Issu d’une famille lorraine et franc-comtoise, il était le fils d’un professeur agrégé d’allemand, bilingue, cultivé, résistant, qui lui transmit l’héritage et le goût de la culture germanique, lisibles dans son inspiration ; on en trouve trace par exemple dans les sources et dans les titres de certains de ses tableaux.

Après ses études au Lycée du Parc, qu’il conduisit jusqu’à la classe de khâgne, il se dirigea vers sa passion artistique, ou plutôt ses multiples passions, au lieu d’embrasser à son tour l’enseignement.

Peintre, facteur de décors, au théâtre pour Roger Planchon et Jacques Rosner, au cinéma pour Jean-Marie Straub, il nous charmait aussi par ses talents d’écrivain, notamment dans les fascicules de la collection « ça presse », ses amis l’attendaient d’ailleurs plutôt du côté de l’écriture, mais, comme le rappelle à bon escient , son ami et collectionneur Jean-Paul Jungo, Max était « peintre avant tout ». 

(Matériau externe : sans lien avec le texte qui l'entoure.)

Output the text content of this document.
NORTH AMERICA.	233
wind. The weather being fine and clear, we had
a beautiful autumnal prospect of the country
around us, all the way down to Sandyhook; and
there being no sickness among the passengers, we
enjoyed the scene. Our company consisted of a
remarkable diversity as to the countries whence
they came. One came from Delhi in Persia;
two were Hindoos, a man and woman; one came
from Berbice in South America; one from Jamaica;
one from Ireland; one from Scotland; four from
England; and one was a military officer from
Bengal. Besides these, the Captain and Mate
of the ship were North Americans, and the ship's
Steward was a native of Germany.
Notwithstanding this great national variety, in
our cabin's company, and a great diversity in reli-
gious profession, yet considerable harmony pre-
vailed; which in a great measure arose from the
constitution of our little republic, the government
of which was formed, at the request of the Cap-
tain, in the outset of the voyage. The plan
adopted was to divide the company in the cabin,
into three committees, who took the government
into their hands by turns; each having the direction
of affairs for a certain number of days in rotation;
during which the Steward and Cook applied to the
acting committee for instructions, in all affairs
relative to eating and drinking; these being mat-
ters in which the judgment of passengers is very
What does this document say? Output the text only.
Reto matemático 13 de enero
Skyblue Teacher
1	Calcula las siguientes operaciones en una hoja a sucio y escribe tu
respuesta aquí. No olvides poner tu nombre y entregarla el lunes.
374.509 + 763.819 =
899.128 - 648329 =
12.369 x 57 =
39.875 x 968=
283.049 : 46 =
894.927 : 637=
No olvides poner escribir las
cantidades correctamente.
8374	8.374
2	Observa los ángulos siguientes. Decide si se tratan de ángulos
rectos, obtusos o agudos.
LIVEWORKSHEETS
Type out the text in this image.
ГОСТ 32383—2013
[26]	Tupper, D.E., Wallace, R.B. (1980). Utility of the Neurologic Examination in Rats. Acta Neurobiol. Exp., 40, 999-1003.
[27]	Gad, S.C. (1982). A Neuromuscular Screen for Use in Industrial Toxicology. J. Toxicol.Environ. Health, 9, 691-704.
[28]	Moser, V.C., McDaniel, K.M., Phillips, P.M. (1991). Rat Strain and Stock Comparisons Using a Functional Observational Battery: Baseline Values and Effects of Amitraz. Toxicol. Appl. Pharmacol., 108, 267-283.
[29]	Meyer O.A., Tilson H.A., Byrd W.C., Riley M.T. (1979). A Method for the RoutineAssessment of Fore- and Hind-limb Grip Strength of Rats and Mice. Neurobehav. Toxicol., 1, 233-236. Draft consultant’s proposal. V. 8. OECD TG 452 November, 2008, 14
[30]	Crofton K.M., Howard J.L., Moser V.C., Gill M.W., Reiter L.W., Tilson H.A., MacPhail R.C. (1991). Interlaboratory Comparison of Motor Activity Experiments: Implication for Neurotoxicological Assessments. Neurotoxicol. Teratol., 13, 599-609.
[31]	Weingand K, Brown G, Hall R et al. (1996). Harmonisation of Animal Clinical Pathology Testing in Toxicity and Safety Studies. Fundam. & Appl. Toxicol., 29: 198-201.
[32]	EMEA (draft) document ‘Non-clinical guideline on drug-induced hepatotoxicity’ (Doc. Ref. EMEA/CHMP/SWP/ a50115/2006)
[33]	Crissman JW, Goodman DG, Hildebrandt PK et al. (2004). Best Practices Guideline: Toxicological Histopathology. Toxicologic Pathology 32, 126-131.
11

Autodidacte cependant, et se revendiquant tel , homme de nombreuses et précoces curiosités : cinéma, avec Bernard Chardère, littérature, théâtre, opéra, restaurants, amours, amitiés, free-jazz, avec sa bande de « défricheurs », artistes et intellectuels.

Lecteur exceptionnel, la philosophie grecque, les philosophes allemands comme Schopenhauer, Max Stirner et Nietzsche, les philosophes français oubliés, les socialistes marxistes ou utopiques , Sade, Georges Bataille, les Surréalistes...n’avaient pas de secrets pour lui.

Son impressionnante bibliothèque de plus de 30.000 livres en témoigne encore, au 38, rue Victor Hugo, dans son somptueux « atelier-capharnaüm » (dixit Francis Marmande) qu’habite encore sa veuve Marie-Claude, veillant aussi sur le trésor d’objets bizarres, allant du trivial au magique, que ce matériologue rassemblait au fur et à mesure des rencontres.

Sa peinture inclassable, nourrie à la fois par des sources lointaines, venues de Dürer ou du retable d’Issenheim ,comme du surréalisme de Max Ernst ou d’André Masson, allie le végétal à l’organique, avec des chatoiements d’étoffes, des feux de minéraux et de pierres précieuses. Huiles, aquarelles, lithographies, dessins, lavis… Dès 2008, Sylvie Ramond décide de lui consacrer au Musée des Beaux-Arts une salle permanente de quatorze toiles. L’immense toile intitulée « Hymne » est à voir au Musée absolument.

Max Schoendorff aurait pu s’enfermer dans sa caverne, devenir individualiste et imbu de lui-même, comme tant d’autres dans ce milieu, mais la peinture est constamment pour lui, au contraire, un lieu d’échange, de partage, d’engagement.

Mai 68 le trouve dans les usines, créant au côté des ouvriers en grève, exposant et expliquant ses œuvres à Delle-Alsthom par exemple à Villeurbanne.

Il est aussi à l’origine de la fondation à Lyon de la MAPRA, et de l’URDLA, (Utopie Raisonnée pour les Droits de la Liberté en Art)à Villeurbanne, où il sauve, avec d’autres artistes comme Madeleine Lambert, un atelier promis à la casse pour en faire un atelier de création lithographique unique en Europe.

Max était drôle, son humour , sa bienveillance sans compromission et sa vive imagination nous manquent.

Par souci de l’engagement comme par goût du paradoxe, il se fit élire conseiller d’arrondissement sur un programme de gauche dans son quartier ultra-bourgeois, lui qui se disait communiste par « anti-anti-communisme », et conjuguait de façon aristocratique sympathies marxistes et aspirations libertaires. Libre avant tout.